Projector heat is a part of life(great for the heating bill, bad for the AC bill) However heating tends to be more expensive than cooling. Still I'd think a quiet fan above the projector venting heat out of the room might be nice.


----------



## Prof. (Oct 20, 2006)

chadnliz said:


> My new Projector puts out some serious heat and its not a huge deal as I have independent AC in my theater room but still I would like to vent heat up into drop ceiling. What I was thinking is use the 12v trigger on the Projector or wire it to plug and simply place a high quality rack vent in ceiling above where projector vents so it would suck the heat up into the 12in drop space. This would be an idea to avoid an ugly look and it would be quiet aswell as many fans have variable speed voltage. Has anyone done this? For the record it a Sony "Ruby" that vents from rear and its heat output measures 99.3 in eco mode.
> Thanks


I had a heat problem in my small theatre, from both the equipment rack (which was in the room ) and the projector..So I mounted two good quality 10" exhaust fans in the ceiling..one near the screen (where the gear used to be ) and one directly above the projector..Both wired to a variable speed controller..
They were originally white so I just sprayed them matt black..

You don't even notice them with the dark ceiling colour, and the only time I hear them running is when there's a very quiet moment in a movie..

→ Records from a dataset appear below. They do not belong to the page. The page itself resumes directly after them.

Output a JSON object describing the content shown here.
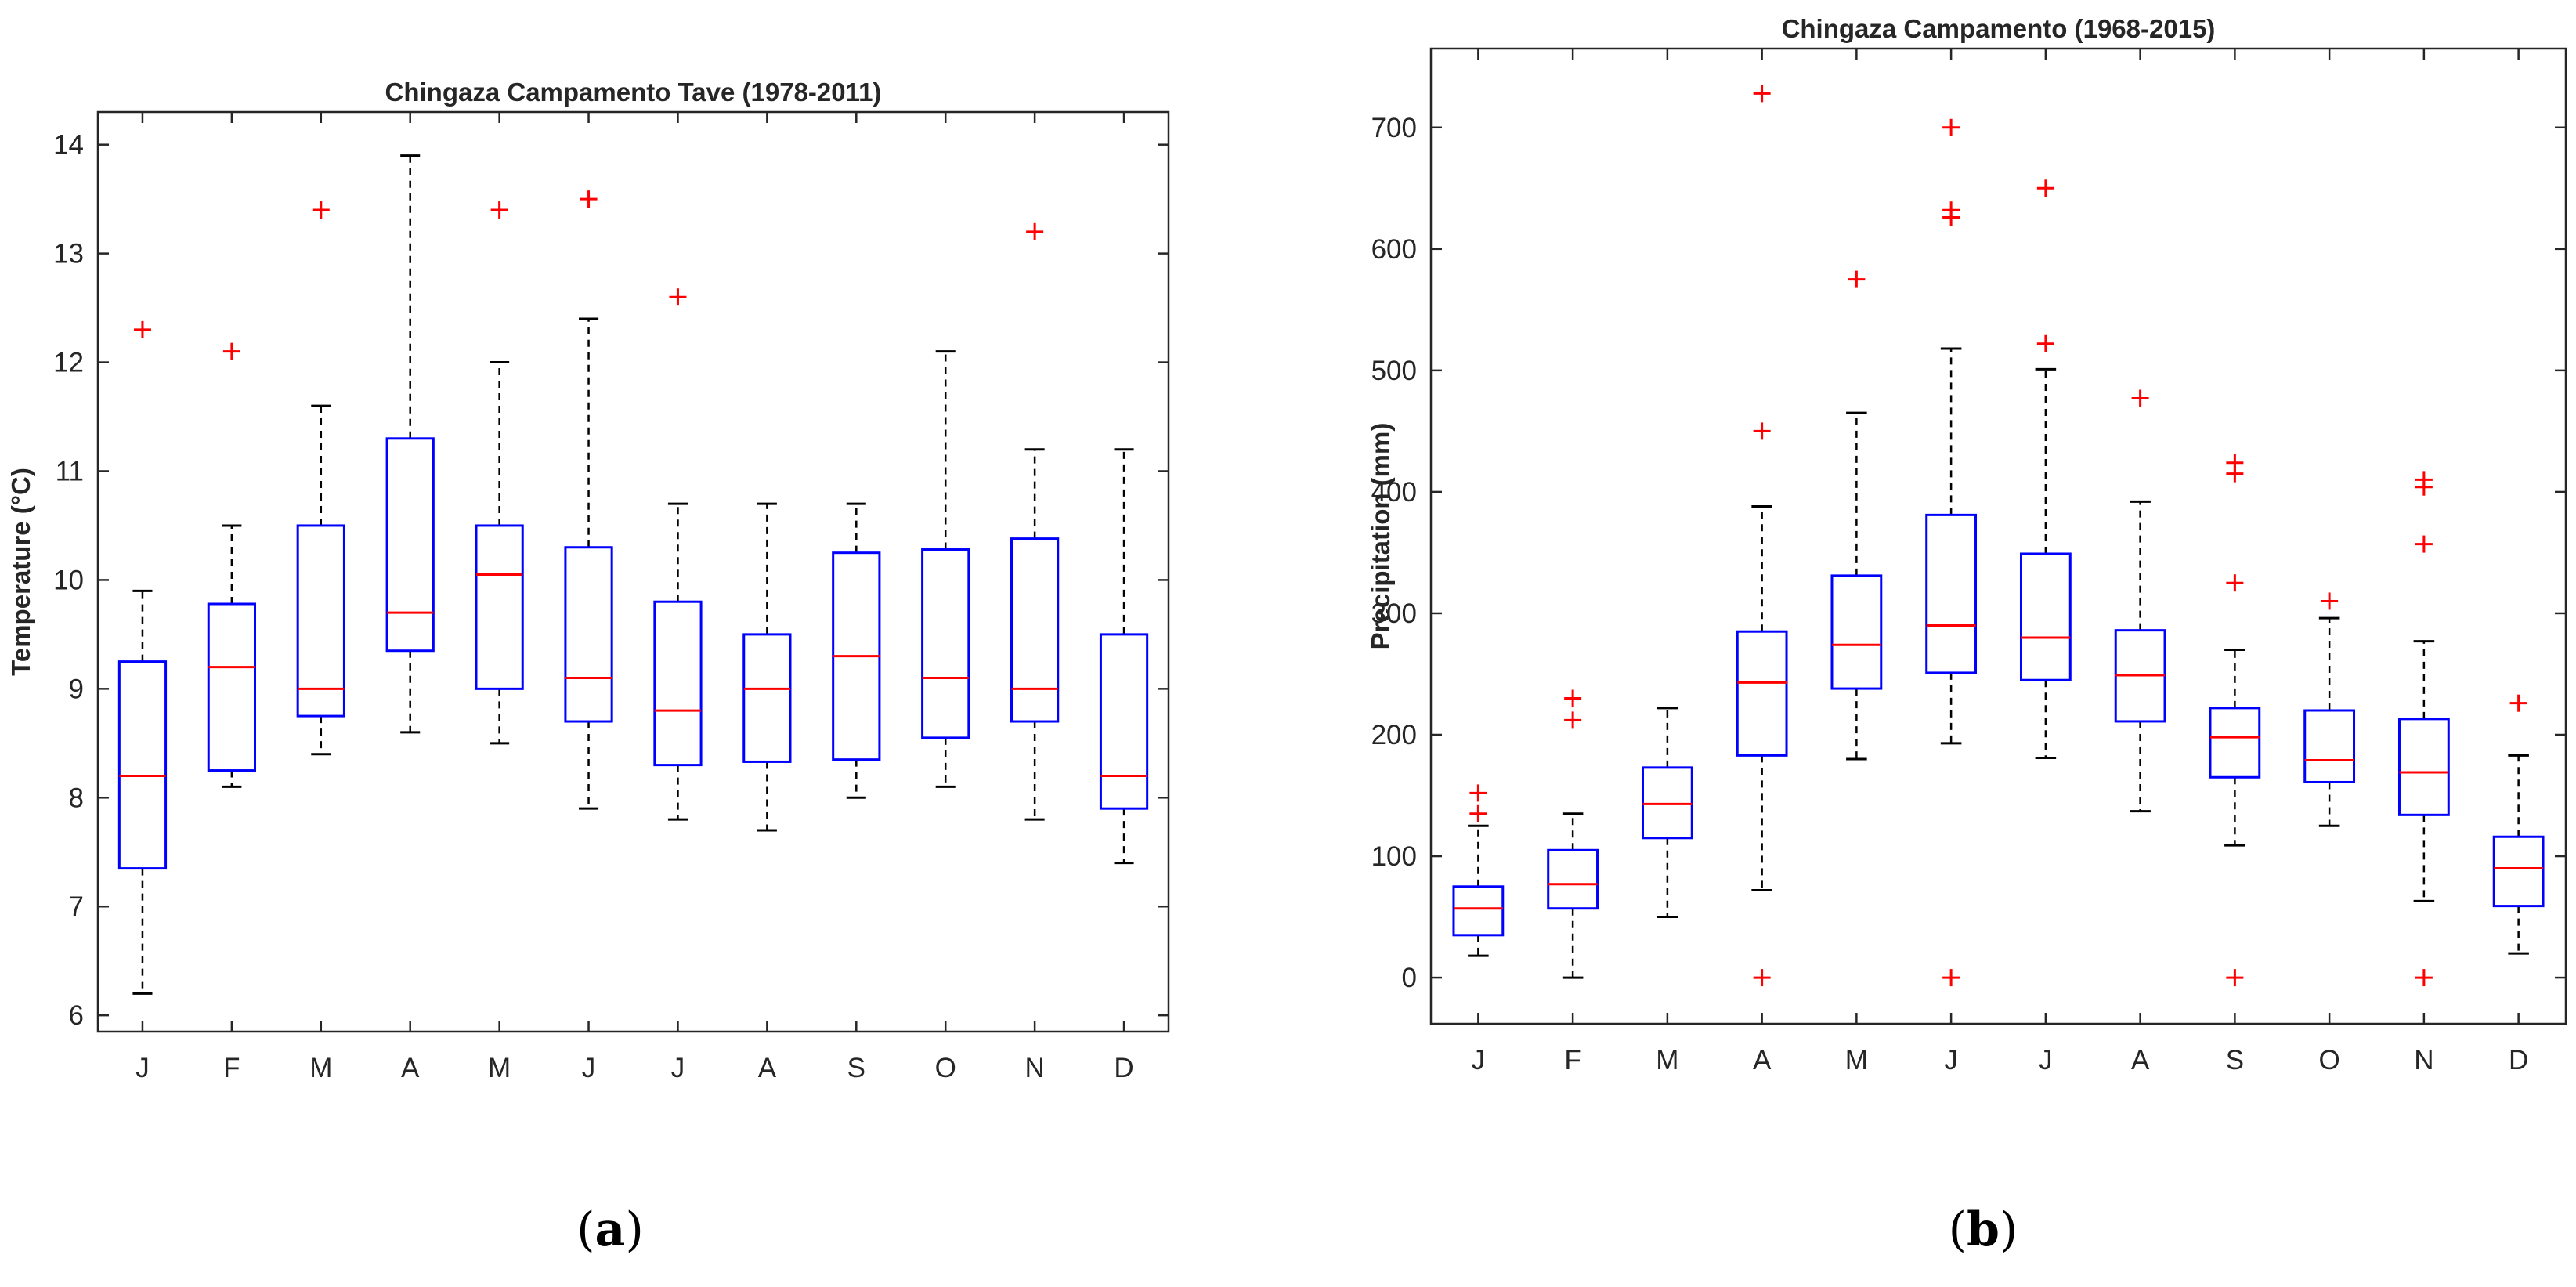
{
  "chart_data": [
    {
      "type": "boxplot",
      "panel_label": "a",
      "title": "Chingaza Campamento Tave (1978-2011)",
      "xlabel": "",
      "ylabel": "Temperature (°C)",
      "ylim": [
        5.85,
        14.3
      ],
      "yticks": [
        6,
        7,
        8,
        9,
        10,
        11,
        12,
        13,
        14
      ],
      "categories": [
        "J",
        "F",
        "M",
        "A",
        "M",
        "J",
        "J",
        "A",
        "S",
        "O",
        "N",
        "D"
      ],
      "boxes": [
        {
          "min": 6.2,
          "q1": 7.35,
          "median": 8.2,
          "q3": 9.25,
          "max": 9.9,
          "outliers": [
            12.3
          ]
        },
        {
          "min": 8.1,
          "q1": 8.25,
          "median": 9.2,
          "q3": 9.78,
          "max": 10.5,
          "outliers": [
            12.1
          ]
        },
        {
          "min": 8.4,
          "q1": 8.75,
          "median": 9.0,
          "q3": 10.5,
          "max": 11.6,
          "outliers": [
            13.4
          ]
        },
        {
          "min": 8.6,
          "q1": 9.35,
          "median": 9.7,
          "q3": 11.3,
          "max": 13.9,
          "outliers": []
        },
        {
          "min": 8.5,
          "q1": 9.0,
          "median": 10.05,
          "q3": 10.5,
          "max": 12.0,
          "outliers": [
            13.4
          ]
        },
        {
          "min": 7.9,
          "q1": 8.7,
          "median": 9.1,
          "q3": 10.3,
          "max": 12.4,
          "outliers": [
            13.5
          ]
        },
        {
          "min": 7.8,
          "q1": 8.3,
          "median": 8.8,
          "q3": 9.8,
          "max": 10.7,
          "outliers": [
            12.6
          ]
        },
        {
          "min": 7.7,
          "q1": 8.33,
          "median": 9.0,
          "q3": 9.5,
          "max": 10.7,
          "outliers": []
        },
        {
          "min": 8.0,
          "q1": 8.35,
          "median": 9.3,
          "q3": 10.25,
          "max": 10.7,
          "outliers": []
        },
        {
          "min": 8.1,
          "q1": 8.55,
          "median": 9.1,
          "q3": 10.28,
          "max": 12.1,
          "outliers": []
        },
        {
          "min": 7.8,
          "q1": 8.7,
          "median": 9.0,
          "q3": 10.38,
          "max": 11.2,
          "outliers": [
            13.2
          ]
        },
        {
          "min": 7.4,
          "q1": 7.9,
          "median": 8.2,
          "q3": 9.5,
          "max": 11.2,
          "outliers": []
        }
      ],
      "colors": {
        "box": "#0000ff",
        "median": "#ff0000",
        "outlier": "#ff0000",
        "whisker": "#000000"
      }
    },
    {
      "type": "boxplot",
      "panel_label": "b",
      "title": "Chingaza Campamento (1968-2015)",
      "xlabel": "",
      "ylabel": "Precipitation (mm)",
      "ylim": [
        -38,
        765
      ],
      "yticks": [
        0,
        100,
        200,
        300,
        400,
        500,
        600,
        700
      ],
      "categories": [
        "J",
        "F",
        "M",
        "A",
        "M",
        "J",
        "J",
        "A",
        "S",
        "O",
        "N",
        "D"
      ],
      "boxes": [
        {
          "min": 18,
          "q1": 35,
          "median": 57,
          "q3": 75,
          "max": 125,
          "outliers": [
            135,
            152
          ]
        },
        {
          "min": 0,
          "q1": 57,
          "median": 77,
          "q3": 105,
          "max": 135,
          "outliers": [
            212,
            230
          ]
        },
        {
          "min": 50,
          "q1": 115,
          "median": 143,
          "q3": 173,
          "max": 222,
          "outliers": []
        },
        {
          "min": 72,
          "q1": 183,
          "median": 243,
          "q3": 285,
          "max": 388,
          "outliers": [
            0,
            450,
            728
          ]
        },
        {
          "min": 180,
          "q1": 238,
          "median": 274,
          "q3": 331,
          "max": 465,
          "outliers": [
            575
          ]
        },
        {
          "min": 193,
          "q1": 251,
          "median": 290,
          "q3": 381,
          "max": 518,
          "outliers": [
            0,
            626,
            632,
            700
          ]
        },
        {
          "min": 181,
          "q1": 245,
          "median": 280,
          "q3": 349,
          "max": 501,
          "outliers": [
            522,
            650
          ]
        },
        {
          "min": 137,
          "q1": 211,
          "median": 249,
          "q3": 286,
          "max": 392,
          "outliers": [
            477
          ]
        },
        {
          "min": 109,
          "q1": 165,
          "median": 198,
          "q3": 222,
          "max": 270,
          "outliers": [
            0,
            325,
            415,
            424
          ]
        },
        {
          "min": 125,
          "q1": 161,
          "median": 179,
          "q3": 220,
          "max": 296,
          "outliers": [
            310
          ]
        },
        {
          "min": 63,
          "q1": 134,
          "median": 169,
          "q3": 213,
          "max": 277,
          "outliers": [
            0,
            357,
            404,
            410
          ]
        },
        {
          "min": 20,
          "q1": 59,
          "median": 90,
          "q3": 116,
          "max": 183,
          "outliers": [
            226
          ]
        }
      ],
      "colors": {
        "box": "#0000ff",
        "median": "#ff0000",
        "outlier": "#ff0000",
        "whisker": "#000000"
      }
    }
  ]
}
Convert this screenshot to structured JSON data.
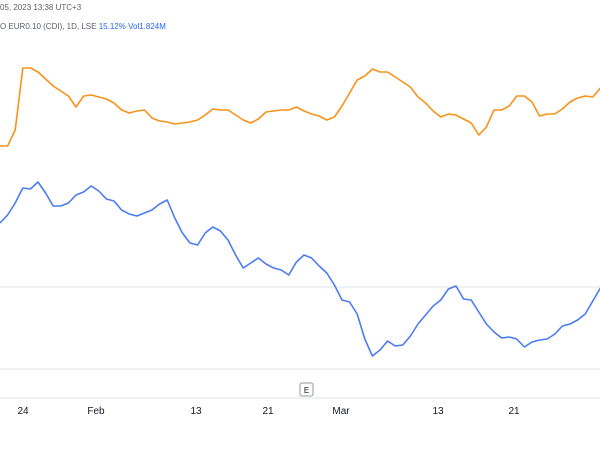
{
  "header": {
    "datetime": "05, 2023 13:38 UTC+3",
    "symbol": "O EUR0.10 (CDI), 1D, LSE",
    "change": "15.12%",
    "volume": "Vol1.824M"
  },
  "axis_button": {
    "label": "E"
  },
  "colors": {
    "orange": "#f7931a",
    "blue": "#4a7cf2",
    "grid": "#e0e3eb",
    "text": "#131722"
  },
  "chart_data": {
    "type": "line",
    "x_ticks": [
      "24",
      "Feb",
      "13",
      "21",
      "Mar",
      "13",
      "21"
    ],
    "series": [
      {
        "color": "orange",
        "values": [
          146,
          146,
          130,
          68,
          68,
          72,
          79,
          86,
          91,
          96,
          107,
          96,
          95,
          97,
          99,
          103,
          110,
          113,
          111,
          110,
          118,
          121,
          122,
          124,
          123,
          122,
          120,
          115,
          109,
          110,
          110,
          115,
          120,
          123,
          119,
          112,
          111,
          110,
          110,
          107,
          111,
          114,
          116,
          120,
          117,
          106,
          93,
          80,
          76,
          69,
          72,
          72,
          77,
          82,
          87,
          97,
          103,
          111,
          117,
          114,
          115,
          119,
          123,
          135,
          127,
          110,
          110,
          106,
          96,
          96,
          102,
          116,
          114,
          114,
          109,
          102,
          98,
          96,
          97,
          88
        ]
      },
      {
        "color": "blue",
        "values": [
          223,
          215,
          203,
          188,
          189,
          182,
          193,
          206,
          206,
          203,
          195,
          192,
          186,
          191,
          199,
          201,
          210,
          214,
          216,
          213,
          210,
          204,
          200,
          218,
          233,
          243,
          245,
          233,
          227,
          231,
          240,
          255,
          268,
          263,
          258,
          264,
          268,
          270,
          275,
          262,
          255,
          258,
          266,
          273,
          285,
          300,
          302,
          314,
          339,
          356,
          350,
          341,
          346,
          345,
          336,
          324,
          315,
          306,
          300,
          289,
          286,
          299,
          300,
          312,
          324,
          332,
          338,
          337,
          339,
          347,
          342,
          340,
          339,
          334,
          326,
          324,
          320,
          314,
          301,
          288
        ]
      }
    ]
  }
}
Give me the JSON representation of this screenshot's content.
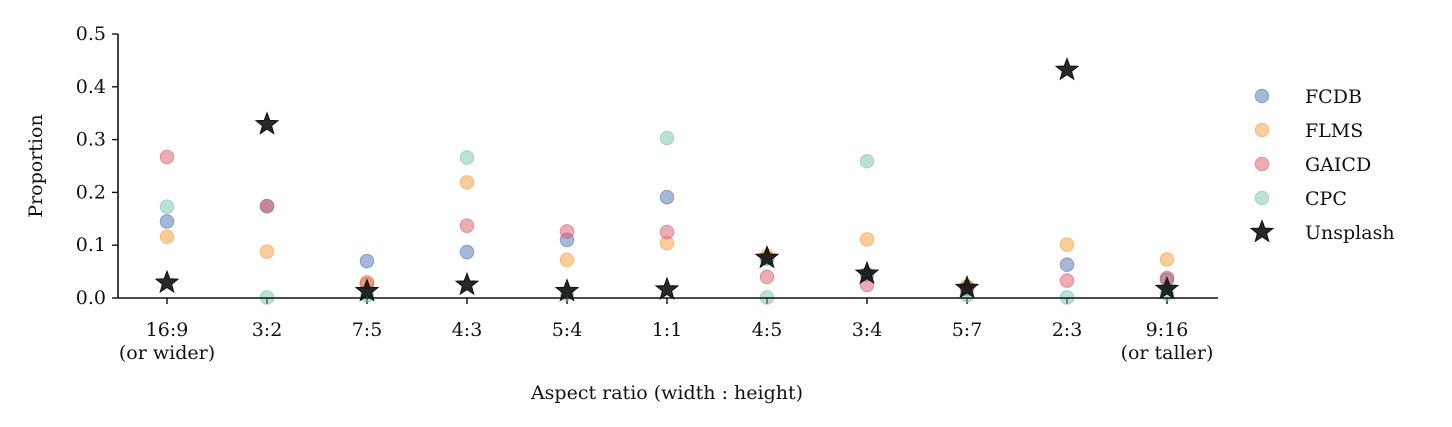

One of the advantages of having an exhaust fan near the projector is that if the projector suddenly shuts down without the cooling down period (power failure etc.) the exhaust fan takes the heat away from the lamp very effectively..:T


----------



## chadnliz (Feb 12, 2010)

Thanks fopr the post guys, I have had more than one Projector but this one is much hotter so while I know its part of the deal I still want to try some solution. I have 4 amps and 3 of them run class A so between those and tube gear, processor, cable box it adds up. I like the second idea for summer, winter the heat would be welcome. I do like your point about power failure but I long ago added a battery APEX backup for cooling things down in a power outage. Next month I am going Natural gas whole house generator with 10 second switch time max. Again thanks, I like the fan solution listed above and may well try that!


----------



## Prof. (Oct 20, 2006)

I also have a UPS..and on one occasion it failed..The backup battery was low..
These things do happen from time to time!!


----------



## chadnliz (Feb 12, 2010)

Prof. said:


> I also have a UPS..and on one occasion it failed..The backup battery was low..
> These things do happen from time to time!!


I have other gear hooked up to APEX and test it weekly or so without Projector on to verify that exact potential issue and so far so good but good lookin out! After the generator goes in it will be less of a worry but still a good back up plan........it saved me twice in last 3 years with cooling fan power during a outage in my rural home. cheers


----------



## Prof. (Oct 20, 2006)

I also live in a rural area, with very old rarely serviced power lines...
The UPS has saved me on several occasions...but for one time..
I should have been doing regular tests on my unit as well!! :R


----------